Identification of RNF150 as the hub gene associated with microsatellite instability in gastric cancer

Abstract

Abstract Purpose Gastric cancer (GC) is a common digestive tract malignancy with the sixth and third global incidence and cancer-related deaths, respectively. Microsatellite instability (MSI), account for one of the molecular subtypes of GC, plays an important role in GC and is affected by a sophisticated network of gene interactions. In this study, we aimed to explore the expression pattern and clinical performance of RNF150 in GC patients. Methods Weighted gene co-expression network analysis (WGCNA) was exploited to single out the vital module and core genes in TCGA database. We applied the protein–protein interaction (PPI) and survival analysis to propose and confirm RNF150 as the hub gene. Finally, we utilized IHC to explore the expression pattern of RNF150 in GC patients.
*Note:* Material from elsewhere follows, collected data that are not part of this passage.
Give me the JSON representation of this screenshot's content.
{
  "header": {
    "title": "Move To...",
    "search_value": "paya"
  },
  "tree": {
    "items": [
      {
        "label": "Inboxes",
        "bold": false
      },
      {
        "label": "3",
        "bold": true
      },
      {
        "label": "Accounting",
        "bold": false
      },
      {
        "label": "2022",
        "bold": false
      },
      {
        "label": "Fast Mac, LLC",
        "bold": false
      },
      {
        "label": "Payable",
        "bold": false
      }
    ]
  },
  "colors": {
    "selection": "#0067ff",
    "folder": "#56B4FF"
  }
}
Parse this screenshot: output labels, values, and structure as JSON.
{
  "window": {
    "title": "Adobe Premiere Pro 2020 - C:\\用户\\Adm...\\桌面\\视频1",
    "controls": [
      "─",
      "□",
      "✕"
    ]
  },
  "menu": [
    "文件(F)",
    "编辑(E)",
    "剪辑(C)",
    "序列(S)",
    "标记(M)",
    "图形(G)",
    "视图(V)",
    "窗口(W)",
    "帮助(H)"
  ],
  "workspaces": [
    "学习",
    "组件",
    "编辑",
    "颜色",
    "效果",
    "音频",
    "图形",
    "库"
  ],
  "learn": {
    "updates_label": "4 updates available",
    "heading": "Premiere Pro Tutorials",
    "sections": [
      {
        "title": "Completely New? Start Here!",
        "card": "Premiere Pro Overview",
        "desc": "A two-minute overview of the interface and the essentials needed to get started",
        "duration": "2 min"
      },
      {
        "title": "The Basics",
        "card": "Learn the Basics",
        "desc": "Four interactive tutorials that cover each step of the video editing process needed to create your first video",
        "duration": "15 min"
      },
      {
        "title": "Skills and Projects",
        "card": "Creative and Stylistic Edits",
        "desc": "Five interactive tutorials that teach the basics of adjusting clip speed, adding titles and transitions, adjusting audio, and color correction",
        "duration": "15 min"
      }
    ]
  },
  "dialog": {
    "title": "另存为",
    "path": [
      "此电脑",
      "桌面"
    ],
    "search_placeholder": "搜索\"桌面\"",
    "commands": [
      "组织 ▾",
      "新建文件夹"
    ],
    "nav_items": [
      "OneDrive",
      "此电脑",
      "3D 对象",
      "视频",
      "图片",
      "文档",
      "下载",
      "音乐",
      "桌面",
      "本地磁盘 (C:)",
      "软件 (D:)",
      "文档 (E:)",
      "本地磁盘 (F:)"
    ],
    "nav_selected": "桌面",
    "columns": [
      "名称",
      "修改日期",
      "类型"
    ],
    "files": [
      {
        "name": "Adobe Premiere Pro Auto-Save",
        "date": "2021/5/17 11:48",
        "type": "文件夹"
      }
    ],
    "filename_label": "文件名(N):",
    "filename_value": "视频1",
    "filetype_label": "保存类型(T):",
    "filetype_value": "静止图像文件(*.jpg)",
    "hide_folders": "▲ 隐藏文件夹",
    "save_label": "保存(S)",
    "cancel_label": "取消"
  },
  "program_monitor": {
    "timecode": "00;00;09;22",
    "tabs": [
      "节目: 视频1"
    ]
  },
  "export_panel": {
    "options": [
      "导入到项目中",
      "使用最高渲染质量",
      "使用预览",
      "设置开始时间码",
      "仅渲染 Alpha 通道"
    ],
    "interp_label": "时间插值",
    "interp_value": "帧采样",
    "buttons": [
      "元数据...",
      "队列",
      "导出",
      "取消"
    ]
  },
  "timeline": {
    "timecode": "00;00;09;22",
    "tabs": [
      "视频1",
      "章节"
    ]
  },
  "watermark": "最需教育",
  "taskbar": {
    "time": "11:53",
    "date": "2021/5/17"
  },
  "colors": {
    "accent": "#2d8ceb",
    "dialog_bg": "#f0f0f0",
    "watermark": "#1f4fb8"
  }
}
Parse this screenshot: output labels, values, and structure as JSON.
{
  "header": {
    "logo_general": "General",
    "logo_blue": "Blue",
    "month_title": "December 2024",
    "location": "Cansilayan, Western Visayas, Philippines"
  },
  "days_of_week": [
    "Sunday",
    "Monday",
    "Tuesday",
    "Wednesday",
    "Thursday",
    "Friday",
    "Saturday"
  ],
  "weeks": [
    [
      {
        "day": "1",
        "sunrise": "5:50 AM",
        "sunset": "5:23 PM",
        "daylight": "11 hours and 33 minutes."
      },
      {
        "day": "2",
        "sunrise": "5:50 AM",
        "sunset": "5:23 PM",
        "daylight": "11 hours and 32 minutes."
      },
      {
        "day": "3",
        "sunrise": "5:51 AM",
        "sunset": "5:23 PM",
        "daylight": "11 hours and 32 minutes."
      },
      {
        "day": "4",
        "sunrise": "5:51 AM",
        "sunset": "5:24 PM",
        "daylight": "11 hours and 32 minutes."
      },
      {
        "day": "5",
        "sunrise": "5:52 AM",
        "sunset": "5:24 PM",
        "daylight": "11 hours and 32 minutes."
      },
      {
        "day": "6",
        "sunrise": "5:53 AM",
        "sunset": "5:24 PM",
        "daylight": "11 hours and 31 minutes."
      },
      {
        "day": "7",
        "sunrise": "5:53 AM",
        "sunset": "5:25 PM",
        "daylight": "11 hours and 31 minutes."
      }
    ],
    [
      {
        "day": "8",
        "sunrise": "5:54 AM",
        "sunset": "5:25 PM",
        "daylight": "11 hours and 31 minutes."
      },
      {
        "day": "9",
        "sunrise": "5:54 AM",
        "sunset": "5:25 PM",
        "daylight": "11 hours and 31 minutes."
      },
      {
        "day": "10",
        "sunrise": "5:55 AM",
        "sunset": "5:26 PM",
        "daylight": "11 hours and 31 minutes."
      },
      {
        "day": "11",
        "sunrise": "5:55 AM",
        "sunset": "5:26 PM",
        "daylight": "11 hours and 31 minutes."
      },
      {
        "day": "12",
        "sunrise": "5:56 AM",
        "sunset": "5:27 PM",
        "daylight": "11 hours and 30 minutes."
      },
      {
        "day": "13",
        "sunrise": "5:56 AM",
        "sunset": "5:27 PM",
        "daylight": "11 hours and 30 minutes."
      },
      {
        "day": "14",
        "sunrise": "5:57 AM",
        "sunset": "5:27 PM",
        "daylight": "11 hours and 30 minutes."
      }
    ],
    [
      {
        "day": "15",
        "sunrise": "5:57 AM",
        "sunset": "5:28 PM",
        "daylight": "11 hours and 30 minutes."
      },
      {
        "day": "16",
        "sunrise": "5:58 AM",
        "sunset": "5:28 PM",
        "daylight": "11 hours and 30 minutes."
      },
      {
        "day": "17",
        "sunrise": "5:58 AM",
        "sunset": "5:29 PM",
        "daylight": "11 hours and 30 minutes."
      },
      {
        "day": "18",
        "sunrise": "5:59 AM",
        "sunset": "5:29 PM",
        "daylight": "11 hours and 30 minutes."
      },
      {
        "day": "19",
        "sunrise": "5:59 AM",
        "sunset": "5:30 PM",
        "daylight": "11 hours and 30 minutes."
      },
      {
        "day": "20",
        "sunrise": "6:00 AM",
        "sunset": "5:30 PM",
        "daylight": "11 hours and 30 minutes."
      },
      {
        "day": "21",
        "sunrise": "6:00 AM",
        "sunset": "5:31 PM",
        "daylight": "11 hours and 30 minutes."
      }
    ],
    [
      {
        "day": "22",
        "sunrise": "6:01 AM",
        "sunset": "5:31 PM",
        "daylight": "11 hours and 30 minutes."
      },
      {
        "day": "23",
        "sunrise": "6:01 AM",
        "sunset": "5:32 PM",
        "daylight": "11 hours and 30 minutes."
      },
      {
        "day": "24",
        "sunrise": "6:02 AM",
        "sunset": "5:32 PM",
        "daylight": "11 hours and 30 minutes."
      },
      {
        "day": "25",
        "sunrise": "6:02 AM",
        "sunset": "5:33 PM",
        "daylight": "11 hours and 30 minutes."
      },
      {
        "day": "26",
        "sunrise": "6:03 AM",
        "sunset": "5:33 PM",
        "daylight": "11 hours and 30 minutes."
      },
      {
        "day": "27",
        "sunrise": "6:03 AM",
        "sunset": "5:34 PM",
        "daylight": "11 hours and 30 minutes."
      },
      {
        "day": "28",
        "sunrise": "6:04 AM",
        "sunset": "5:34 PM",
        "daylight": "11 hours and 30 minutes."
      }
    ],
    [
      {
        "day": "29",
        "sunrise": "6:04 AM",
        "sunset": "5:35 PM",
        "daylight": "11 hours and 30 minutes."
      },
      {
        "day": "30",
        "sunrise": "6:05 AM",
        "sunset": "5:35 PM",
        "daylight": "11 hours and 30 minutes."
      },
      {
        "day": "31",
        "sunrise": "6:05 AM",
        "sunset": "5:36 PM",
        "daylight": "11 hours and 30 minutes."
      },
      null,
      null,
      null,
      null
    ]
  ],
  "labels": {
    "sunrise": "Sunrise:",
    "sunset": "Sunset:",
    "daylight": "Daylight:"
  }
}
Results The turquoise module was adopted as core module for the sake of its highest correlation coefficient and higher module significance value. With the highest weight correlation and standard correlation, RNF150 was finally selected as the hub gene for following validation. In validation, data obtained from the test sets showed a lower expression of RNF150 in MSI GC compared to microsatellite stability (MSS) GC. Moreover, survival analysis shows that MSI GC patients with a lower RNF150 expression level displayed a longer OS time. In 10 GC patients, compared with normal gastric tissues, the protein level of RNF150 was virtually upregulated in GC tissue. Furthermore, RNF150 protein level was decreased in MSI GC samples compared to MSS GC samples, which is in accordance with results we obtained in database. Conclusions RNF150 was determined and confirmed as a novel biomarker in MSI GC. It is expected to be an auspicious prognostic biomarker for MSI GC patients.